Et c'est là que Brogue est différent des autres roguelikes : il paraît à la fois garder la profondeur des roguelikes, et à la fois ne plus avoir grand chose en commun avec eux. Brogue ne possède aucun système d'expérience, aucun arbre de compétence, aucune classe ou race à choisir en début de jeu, il a un très faible nombre d'armes et d'armures différentes et très peu de différences entre elles, et d'une manière générale peu de données chiffrées (lesquelles ont des ordres de grandeur variant très rarement de plus de 10 points). Le personnage que l'on joue peut pourtant bel et bien devenir un puissant guerrier au marteau de guerre portant une armure lourde, ou un assassin et voleur traversant les niveaux dans l'ombre et restant à l'écart des combats, ou encore un mage lançant toutes sortes de sorts - comme dans tout roguelike. Bien sûr, ces possibilités peuvent se combiner. Le tout dans des parties qui dure plus de 5-10mn si vous savez un minimum ce que vous faites, et quelques heures si vous voulez réussir à le finir. Là où la plupart des jeux n'ont qu'une complexité de façade car le joueur n'est jamais invité à comprendre les subtilités de leur système de jeu, Brogue parvient à être si simple que tout peut (et doit) être maîtrisé par le joueur, malgré une diversité et une simplicité sans précédent.
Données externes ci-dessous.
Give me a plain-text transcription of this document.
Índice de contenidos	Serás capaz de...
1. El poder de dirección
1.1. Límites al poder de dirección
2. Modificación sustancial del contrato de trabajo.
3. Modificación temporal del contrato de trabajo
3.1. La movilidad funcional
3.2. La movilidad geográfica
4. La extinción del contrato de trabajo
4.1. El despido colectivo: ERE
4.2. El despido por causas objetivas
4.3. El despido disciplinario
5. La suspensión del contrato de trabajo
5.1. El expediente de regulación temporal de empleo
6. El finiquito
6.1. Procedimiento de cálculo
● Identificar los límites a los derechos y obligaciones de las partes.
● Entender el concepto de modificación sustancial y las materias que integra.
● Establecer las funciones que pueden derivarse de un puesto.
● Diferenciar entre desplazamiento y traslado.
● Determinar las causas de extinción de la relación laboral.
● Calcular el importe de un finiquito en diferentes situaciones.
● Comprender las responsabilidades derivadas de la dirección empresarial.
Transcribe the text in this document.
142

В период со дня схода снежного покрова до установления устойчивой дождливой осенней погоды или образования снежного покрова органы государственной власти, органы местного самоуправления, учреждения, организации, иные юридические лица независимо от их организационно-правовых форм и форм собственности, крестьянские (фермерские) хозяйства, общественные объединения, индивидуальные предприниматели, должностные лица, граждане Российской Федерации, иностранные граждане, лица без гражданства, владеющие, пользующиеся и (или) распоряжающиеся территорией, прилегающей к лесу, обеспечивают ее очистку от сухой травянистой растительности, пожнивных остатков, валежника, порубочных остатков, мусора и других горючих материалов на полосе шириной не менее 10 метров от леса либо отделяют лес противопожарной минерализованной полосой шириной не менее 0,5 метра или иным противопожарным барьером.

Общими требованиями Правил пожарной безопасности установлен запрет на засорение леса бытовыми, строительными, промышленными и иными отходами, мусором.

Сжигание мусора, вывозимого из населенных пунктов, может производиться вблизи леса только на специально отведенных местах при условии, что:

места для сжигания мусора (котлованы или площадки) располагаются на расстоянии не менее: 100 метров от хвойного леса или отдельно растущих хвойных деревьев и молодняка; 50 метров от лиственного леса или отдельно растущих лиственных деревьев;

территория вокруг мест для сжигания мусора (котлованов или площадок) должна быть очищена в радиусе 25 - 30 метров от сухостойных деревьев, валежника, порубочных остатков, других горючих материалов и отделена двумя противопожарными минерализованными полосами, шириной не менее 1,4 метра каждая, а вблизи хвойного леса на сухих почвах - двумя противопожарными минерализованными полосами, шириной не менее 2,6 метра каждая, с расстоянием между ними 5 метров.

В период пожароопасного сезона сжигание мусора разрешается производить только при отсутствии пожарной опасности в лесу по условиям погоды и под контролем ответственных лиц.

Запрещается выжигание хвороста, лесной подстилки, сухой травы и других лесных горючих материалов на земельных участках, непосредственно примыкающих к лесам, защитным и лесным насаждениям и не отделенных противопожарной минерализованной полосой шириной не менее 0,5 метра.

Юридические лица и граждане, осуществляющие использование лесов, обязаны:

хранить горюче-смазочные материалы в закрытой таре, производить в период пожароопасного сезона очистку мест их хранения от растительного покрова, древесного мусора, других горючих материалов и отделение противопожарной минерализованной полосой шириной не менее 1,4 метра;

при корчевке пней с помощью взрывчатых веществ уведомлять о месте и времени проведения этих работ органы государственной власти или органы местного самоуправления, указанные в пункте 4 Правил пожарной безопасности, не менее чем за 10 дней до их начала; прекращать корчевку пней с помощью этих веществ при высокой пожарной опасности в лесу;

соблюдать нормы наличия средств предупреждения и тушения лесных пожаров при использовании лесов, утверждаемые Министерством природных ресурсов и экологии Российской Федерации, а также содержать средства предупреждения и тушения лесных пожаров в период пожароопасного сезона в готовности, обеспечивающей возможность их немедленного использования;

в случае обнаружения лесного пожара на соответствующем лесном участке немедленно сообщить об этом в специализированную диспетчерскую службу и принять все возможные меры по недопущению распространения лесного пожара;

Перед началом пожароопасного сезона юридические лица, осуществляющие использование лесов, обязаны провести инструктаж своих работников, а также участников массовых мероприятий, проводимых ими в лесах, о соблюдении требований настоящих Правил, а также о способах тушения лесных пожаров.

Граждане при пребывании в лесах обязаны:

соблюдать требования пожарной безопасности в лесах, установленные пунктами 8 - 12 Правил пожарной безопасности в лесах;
Deux choses dans ce jeu peuvent être comparées à un système d'expérience : la potion de force, qui permet d'augmenter la compétence de force de 1 point, et le parchemin d'enchantement, qui permet d'améliorer un objet, de 1 point. Dans les deux cas l'objet est consommé et l'effet est permanent, il faut donc bien savoir ce que l'on veut faire. La force permet de manier des armes et armures plus ou moins lourdes : si je porte une armure de plaques trop lourde pour moi, je deviendrais plus bruyant et mon manque d'adresse m'empêchera d'être adroit et endurant dans les combats, ce qui dans le jeu se traduit par la négation de l'intérêt d'une armure. (Si vous êtes protégé de la tête aux pieds mais ne pouvez plus bouger, et que les interstices de votre armure laissent des possibilités pour vous trancher la gorge ou le bras, on comprend alors bien qu'il ne servait à rien de la porter.) Ainsi la caractéristique de défense du jeu (un simple nombre, à 0 pour une absence de défense et à 4 pour la protection en cuir, avec laquelle on débute le jeu) unifie entièrement l'esquive et la capacité à encaisser les coups, et cela simplifie encore plus le jeu, mais là encore de façon cohérente et sans que le jeu n'en devienne facile pour autant. Malgré tout, le jeu laisse un intérêt à porter une armure trop lourde, si l'on a pas la force requise : déjà parce que dans certains cas il y a bien un petit gain d'armure, et ensuite parce que la porter permet au personnage de l'étudier lentement pour comprendre si elle a des caractéristiques magiques. Tout devient alors affaire de stratégie de la part du joueur, c'est à lui d'évaluer quel risque il préfère prendre, à la fois pour tenter d'éviter une énième lamentable défaite, et à la fois pour ce qui lui procure du !!FUN!!.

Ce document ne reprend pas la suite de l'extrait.